RuntimeException when running with very high options in 0.2.0.0 (Bitset too long to encode)

Question

RuntimeException when running with very high options in 0.2.0.0 (Bitset too long to encode)

JorgenRingen opened this issue 4 years ago · comments

Did some testing with very high ParallelConsumerOptions in a pollAndProduce that reads from input-topic with 1.000.000 records and writes to output-topic.

Config:

ParallelConsumerOptions(consumer=org.apache.kafka.clients.consumer.KafkaConsumer@7f0a133d, producer=org.apache.kafka.clients.producer.KafkaProducer@241fbec, ordering=UNORDERED, commitMode=CONSUMER_ASYNCHRONOUS, maxNumberMessagesBeyondBaseCommitOffset=1000, maxMessagesToQueue=1000, numberOfThreads=100)

Error while running pollAndProduce-loop which closes the consumer:

2020-11-26T21:33:40,069 ERROR [control] i.c.p.ParallelEoSStreamProcessor: Error from poll control thread, will attempt controlled shutdown, then rethrow. Error: Bitset too long to encode: 33944. (max: 32767)
java.lang.RuntimeException: Bitset too long to encode: 33944. (max: 32767)
	at io.confluent.parallelconsumer.OffsetSimultaneousEncoder$BitsetEncoder.<init>(OffsetSimultaneousEncoder.java:215)
	at io.confluent.parallelconsumer.OffsetSimultaneousEncoder.invoke(OffsetSimultaneousEncoder.java:102)
	at io.confluent.parallelconsumer.OffsetMapCodecManager.encodeOffsetsCompressed(OffsetMapCodecManager.java:113)
	at io.confluent.parallelconsumer.OffsetMapCodecManager.serialiseIncompleteOffsetMapToBase64(OffsetMapCodecManager.java:97)
	at io.confluent.parallelconsumer.OffsetMapCodecManager.makeOffsetMetadataPayload(OffsetMapCodecManager.java:91)
	at io.confluent.parallelconsumer.WorkManager.findCompletedEligibleOffsetsAndRemove(WorkManager.java:553)
	at io.confluent.parallelconsumer.WorkManager.hasComittableOffsets(WorkManager.java:481)
	at io.confluent.parallelconsumer.ParallelEoSStreamProcessor.commitOffsetsMaybe(ParallelEoSStreamProcessor.java:696)
	at io.confluent.parallelconsumer.ParallelEoSStreamProcessor.controlLoop(ParallelEoSStreamProcessor.java:588)
	at io.confluent.parallelconsumer.ParallelEoSStreamProcessor.lambda$supervisorLoop$10(ParallelEoSStreamProcessor.java:544)
	at java.base/java.util.concurrent.FutureTask.run(FutureTask.java:264)
	at java.base/java.util.concurrent.ThreadPoolExecutor.runWorker(ThreadPoolExecutor.java:1128)
	at java.base/java.util.concurrent.ThreadPoolExecutor$Worker.run(ThreadPoolExecutor.java:628)

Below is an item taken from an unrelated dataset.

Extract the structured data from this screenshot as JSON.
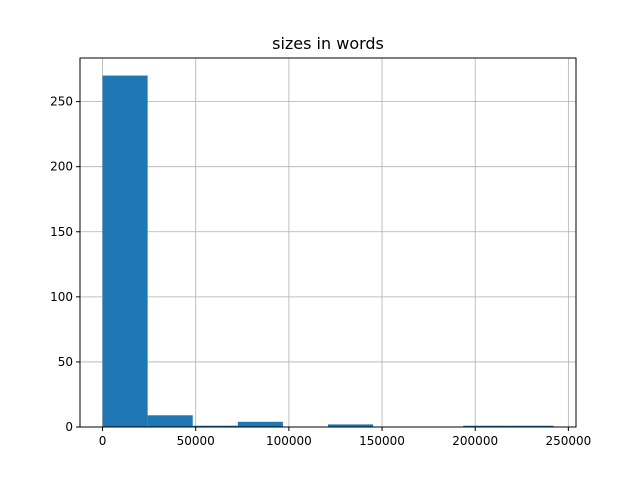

Happens consistently for various “bitset-lengths > 32767". However, when I add a 10ms sleep in the pollAndProduduce-loop it goes away.

Pushed a test that should reproduce: JorgenRingen@eb1e9be

(just duplicated TransactionAndCommitModeTest initially for simplicity)

Antony Stubbs · Answer 1 · Fri Nov 27 2020 23:55:59 GMT+0800 (China Standard Time)

This is due to Support BitSet encoding lengths longer than Short.MAX_VALUE #37 . Release 0.2.0.1 was put out incorrectly removing the check, but then it suddenly occurred to me what it was really checking.

However, this situation should not have arose because of the MAX values used in the test, there should never have been that many messages uncommitted anyway. So two issues to fix here - first the reason there were so many to encode in the first place, and second upgrade the BitSet encoder to use Integers.

Antony Stubbs · Answer 2 · Tue Dec 01 2020 05:23:09 GMT+0800 (China Standard Time)

fixed in 0.2.0.3